At Spring Health, we have an ERG called Offspring. This is our group for parents, and it serves as a community where we can share stories and challenges, and receive feedback and advice on parenting. Instead of sending a parenting question to your entire team, you can share it with a specific group and community that allows for safe, focused conversations.
HR Executive: What more can HR do to reduce the stigma around talking about the pressures of being a working parent?
Buford: One of the closest things to stigma in this context is the idea of alienating another group or causing a group of people to feel like, “Does that mean my stressors are less important or less extreme?” As I mentioned earlier, building a community that understands you and is going through a similar experience is really important and allows everyone to feel understood.

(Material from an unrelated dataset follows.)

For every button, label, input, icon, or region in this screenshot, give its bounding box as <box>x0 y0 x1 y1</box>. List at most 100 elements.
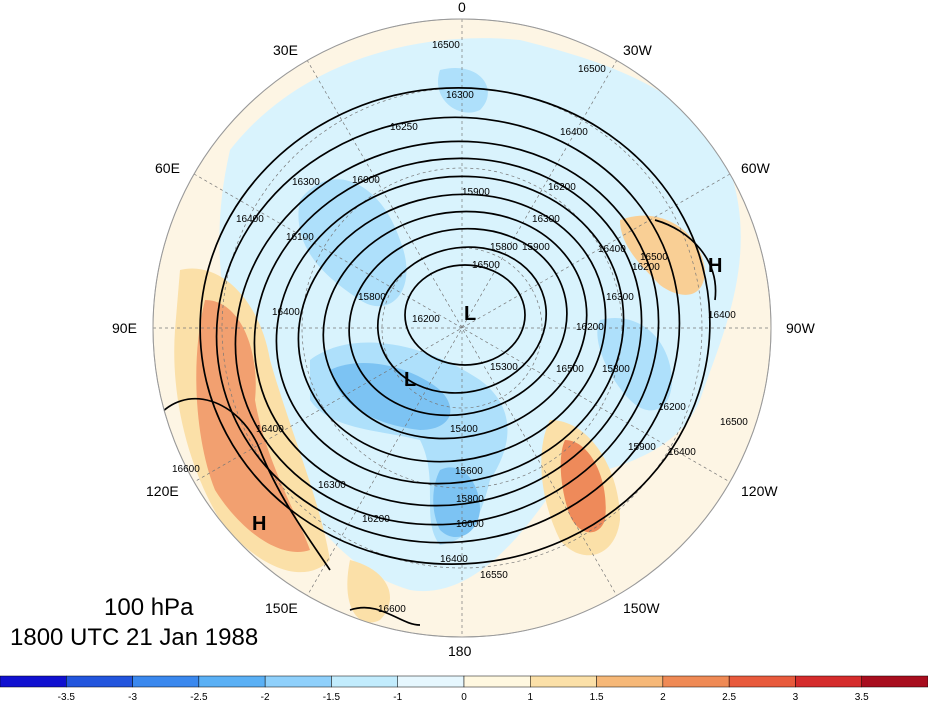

Parent coaching is a growing field that has expanded over the last few years. It is specifically dedicated to providing expertise on what it means to be a parent and how to raise children within different family structures and designs. Setting up time with a parent coach or someone with focused expertise in family therapy or family systems work can make a significant difference.
Overall, connection is what will help break down this stigma. It’s important to reach out, whether it’s to a community at work, a provider or a therapist—someone who can remind you, “You’re not alone. You’re not the only person who experiences this.”